The Ayodhya dispute did not begin in 1528 with Babur, the founder of Mughal empire, but in 1886 with litigation in the British courts over a chabutra (courtyard) that was constructed outside the Babri Masjid by one Mahant Raghubar Das in the late 1850s. When the British prevented the construction of a canopy over the chabutra, Das unsuccessfully litigated his cause in three judicial forums. Each time, the courts emphasised status quo — that is, the Muslims would pray inside the Babri Masjid while the Hindus had limited rights to pray at the chabutra. Surprisingly, the apex court has rejected title of Muslims for want of proof of title document. This may have repercussions for several temples and mosques. The court rejected the revenue record and gazetteers as sufficient proof. Even the British grant papers were said to be sufficient only for proving the upkeep of the mosque.
In law, the phrase “status quo” means the situation at the time of the judgment must not be changed. The Babri litigation is a story of changing “status quo”. On the night of December 22-23, 1949, trespassers placed Lord Ram’s idol under the central dome of the Babri Masjid. In a few days after the incident, a new status quo would be sanctified by the local courts: Muslims were not allowed to pray inside the mosque, the idol would not be removed, and that Hindus would have a “limited” right to pray and pujaris would ensure daily bhog. By one act of criminal trespass, a mosque was converted into a temple.
On February 1, 1986, District Judge K M Pandey would order the unlocking of gates that acted as a “barrier” between the idols inside the masjid and the devotees who had come for the darshan. This decision had the blessing of then Prime Minister Rajiv Gandhi, who in order to mollify the self-anointed regressive Muslim leadership would subsequently introduce the bill to reverse the Shah Bano judgment on February 25, 1986.
The demolition of the mosque on December 6, 1992 was also the destruction of the rule of law. The SC has rightly criticised it and accepted that it was in violation of the “status quo” order passed by it. Within a few hours of the mosque’s demolition, a makeshift temple had come up at the structure’s location. Within a month of the demolition, the Allahabad High Court allowed for darshan at the makeshift temple. In 1994, the Supreme Court, while dealing with the Acquisition of Certain Areas of Ayodhya Act, ordered the protection of the latest “status quo”: No mosque but a makeshift temple and legally protected darshan at the site.
In 2010, the Lucknow bench of Allahabad High Court ruled that the title suit must be decided as a question of joint-ownership of property. Muslims, the deity Ram Lalla and Nirmohi Akhara were to get one-third share of the disputed property. The Supreme Court has overruled this judgment and rightly held that it was not a partition suit.

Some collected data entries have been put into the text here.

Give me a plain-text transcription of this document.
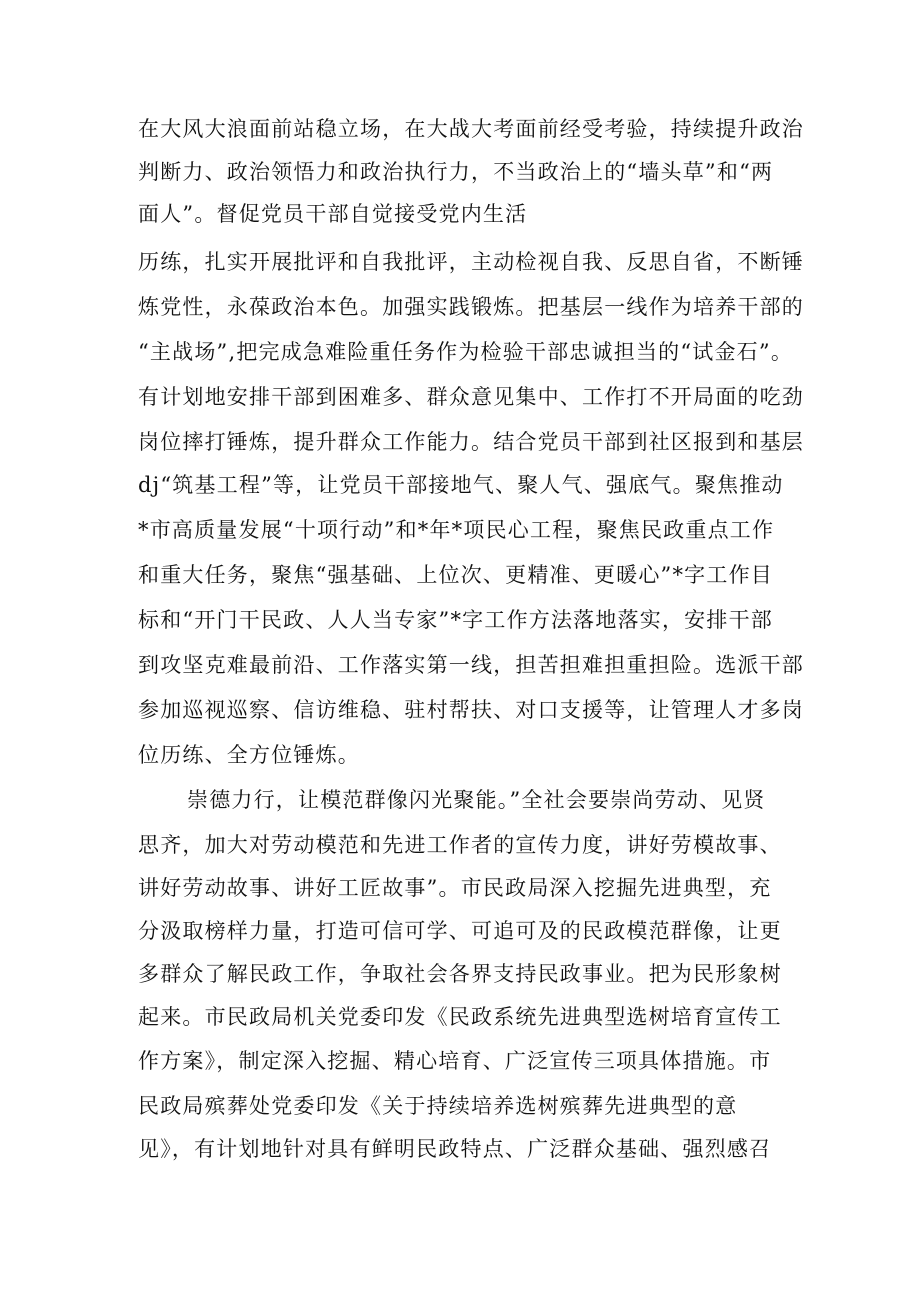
在大风大浪面前站稳立场，在大战大考面前经受考验，持续提升政治
判断力、政治领悟力和政治执行力，不当政治上的“墙头草”和“两
面人”。督促党员干部自觉接受党内生活
历练，扎实开展批评和自我批评，主动检视自我、反思自省，不断锤
炼党性，永葆政治本色。加强实践锻炼。把基层一线作为培养干部的
“主战场”,把完成急难险重任务作为检验干部忠诚担当的“试金石”。
有计划地安排干部到困难多、群众意见集中、工作打不开局面的吃劲
岗位摔打锤炼，提升群众工作能力。结合党员干部到社区报到和基层
dj“筑基工程”等，让党员干部接地气、聚人气、强底气。聚焦推动
*市高质量发展“十项行动”和*年*项民心工程，聚焦民政重点工作
和重大任务，聚焦“强基础、上位次、更精准、更暖心”*字工作目
标和“开门干民政、人人当专家”*字工作方法落地落实，安排干部
到攻坚克难最前沿、工作落实第一线，担苦担难担重担险。选派干部
参加巡视巡察、信访维稳、驻村帮扶、对口支援等，让管理人才多岗
位历练、全方位锤炼。
崇德力行，让模范群像闪光聚能。”全社会要崇尚劳动、见贤
思齐，加大对劳动模范和先进工作者的宣传力度，讲好劳模故事、
讲好劳动故事、讲好工匠故事”。市民政局深入挖掘先进典型，充
分汲取榜样力量，打造可信可学、可追可及的民政模范群像，让更
多群众了解民政工作，争取社会各界支持民政事业。把为民形象树
起来。市民政局机关党委印发《民政系统先进典型选树培育宣传工
作方案》，制定深入挖掘、精心培育、广泛宣传三项具体措施。市
民政局殡葬处党委印发《关于持续培养选树殡葬先进典型的意
见》，有计划地针对具有鲜明民政特点、广泛群众基础、强烈感召
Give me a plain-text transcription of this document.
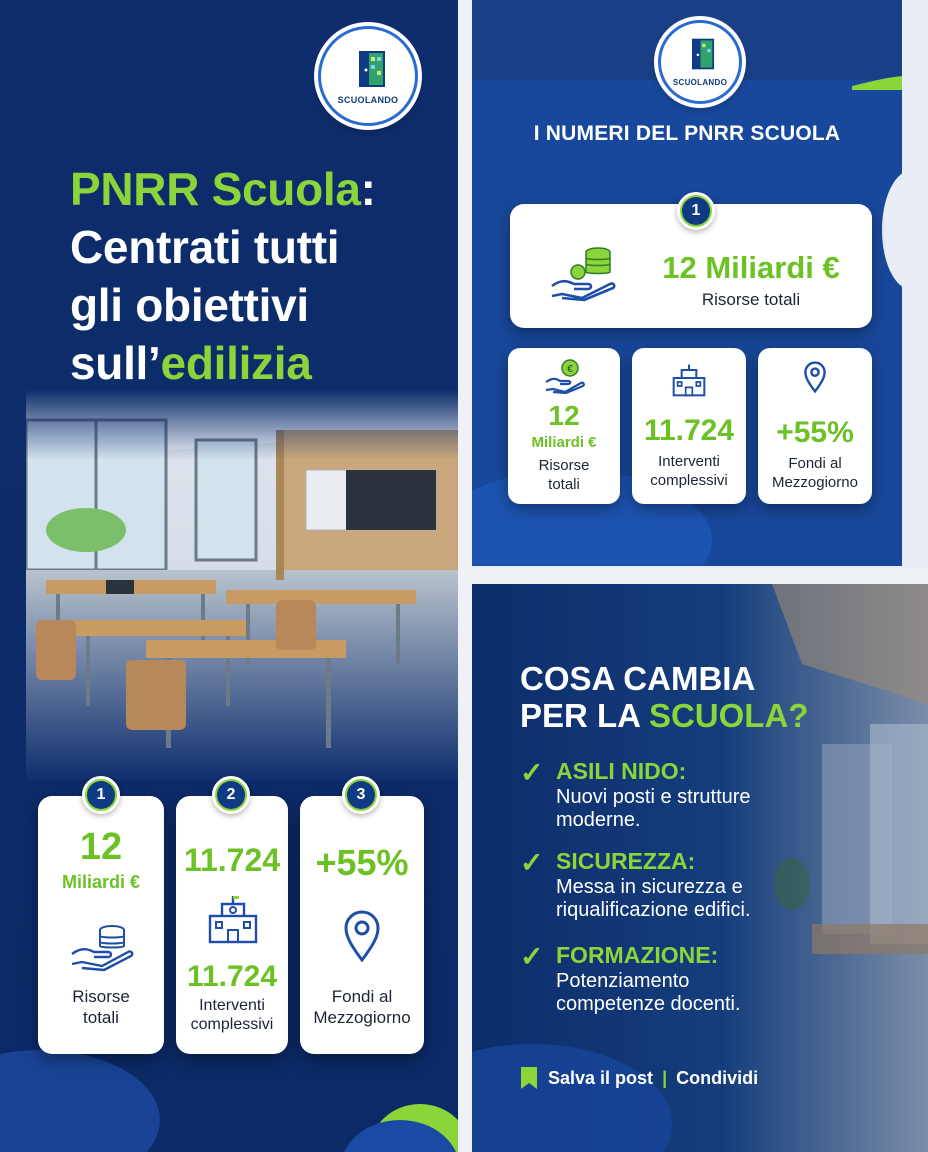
SCUOLANDO
PNRR Scuola:
Centrati tutti
gli obiettivi
sull’edilizia
12
Miliardi €
Risorse
totali
1
11.724
11.724
Interventi
complessivi
2
+55%
Fondi al
Mezzogiorno
3
SCUOLANDO
I NUMERI DEL PNRR SCUOLA
12 Miliardi €
Risorse totali
1
€
12
Miliardi €
Risorse
totali
11.724
Interventi
complessivi
+55%
Fondi al
Mezzogiorno
COSA CAMBIA
PER LA SCUOLA?
✓ ASILI NIDO:
Nuovi posti e strutture
moderne.
✓ SICUREZZA:
Messa in sicurezza e
riqualificazione edifici.
✓ FORMAZIONE:
Potenziamento
competenze docenti.
Salva il post | Condividi
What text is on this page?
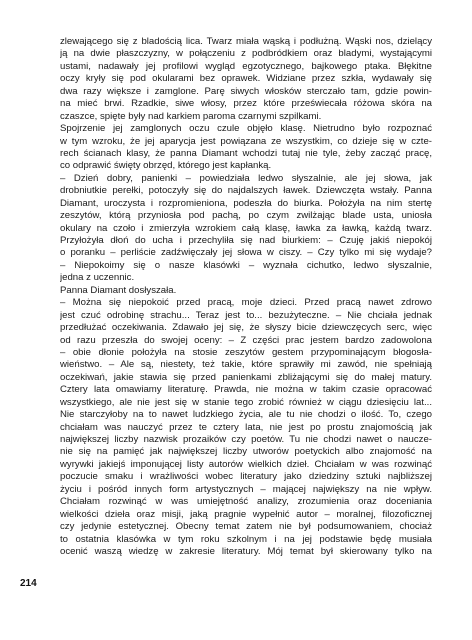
zlewającego się z bladością lica. Twarz miała wąską i podłużną. Wąski nos, dzielący
ją na dwie płaszczyzny, w połączeniu z podbródkiem oraz bladymi, wystającymi
ustami, nadawały jej profilowi wygląd egzotycznego, bajkowego ptaka. Błękitne
oczy kryły się pod okularami bez oprawek. Widziane przez szkła, wydawały się
dwa razy większe i zamglone. Parę siwych włosków sterczało tam, gdzie powin-
na mieć brwi. Rzadkie, siwe włosy, przez które przeświecała różowa skóra na
czaszce, spięte były nad karkiem paroma czarnymi szpilkami.
Spojrzenie jej zamglonych oczu czule objęło klasę. Nietrudno było rozpoznać
w tym wzroku, że jej aparycja jest powiązana ze wszystkim, co dzieje się w czte-
rech ścianach klasy, że panna Diamant wchodzi tutaj nie tyle, żeby zacząć pracę,
co odprawić święty obrzęd, którego jest kapłanką.
– Dzień dobry, panienki – powiedziała ledwo słyszalnie, ale jej słowa, jak
drobniutkie perełki, potoczyły się do najdalszych ławek. Dziewczęta wstały. Panna
Diamant, uroczysta i rozpromieniona, podeszła do biurka. Położyła na nim stertę
zeszytów, którą przyniosła pod pachą, po czym zwilżając blade usta, uniosła
okulary na czoło i zmierzyła wzrokiem całą klasę, ławka za ławką, każdą twarz.
Przyłożyła dłoń do ucha i przechyliła się nad biurkiem: – Czuję jakiś niepokój
o poranku – perliście zadźwięczały jej słowa w ciszy. – Czy tylko mi się wydaje?
– Niepokoimy się o nasze klasówki – wyznała cichutko, ledwo słyszalnie,
jedna z uczennic.
Panna Diamant dosłyszała.
– Można się niepokoić przed pracą, moje dzieci. Przed pracą nawet zdrowo
jest czuć odrobinę strachu... Teraz jest to... bezużyteczne. – Nie chciała jednak
przedłużać oczekiwania. Zdawało jej się, że słyszy bicie dziewczęcych serc, więc
od razu przeszła do swojej oceny: – Z części prac jestem bardzo zadowolona
– obie dłonie położyła na stosie zeszytów gestem przypominającym błogosła-
wieństwo. – Ale są, niestety, też takie, które sprawiły mi zawód, nie spełniają
oczekiwań, jakie stawia się przed panienkami zbliżającymi się do małej matury.
Cztery lata omawiamy literaturę. Prawda, nie można w takim czasie opracować
wszystkiego, ale nie jest się w stanie tego zrobić również w ciągu dziesięciu lat...
Nie starczyłoby na to nawet ludzkiego życia, ale tu nie chodzi o ilość. To, czego
chciałam was nauczyć przez te cztery lata, nie jest po prostu znajomością jak
największej liczby nazwisk prozaików czy poetów. Tu nie chodzi nawet o naucze-
nie się na pamięć jak największej liczby utworów poetyckich albo znajomość na
wyrywki jakiejś imponującej listy autorów wielkich dzieł. Chciałam w was rozwinąć
poczucie smaku i wrażliwości wobec literatury jako dziedziny sztuki najbliższej
życiu i pośród innych form artystycznych – mającej największy na nie wpływ.
Chciałam rozwinąć w was umiejętność analizy, zrozumienia oraz doceniania
wielkości dzieła oraz misji, jaką pragnie wypełnić autor – moralnej, filozoficznej
czy jedynie estetycznej. Obecny temat zatem nie był podsumowaniem, chociaż
to ostatnia klasówka w tym roku szkolnym i na jej podstawie będę musiała
ocenić waszą wiedzę w zakresie literatury. Mój temat był skierowany tylko na
214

The judgment will be remembered for the victory of faith over the rule of law as the Supreme Court considered religious beliefs even in deciding a property dispute, and despite conceding that faith cannot confer title, it still went ahead to give property to worshippers on the basis of faith. The court should not have any say in matters of freedom of religion, but deciding title suit on the basis of faith is a thorny proposition. In brief, it is the red letter day for the constitutional right to religion but a setback to property law and a setback to evidence law with differential burden of proof being demanded from different parties.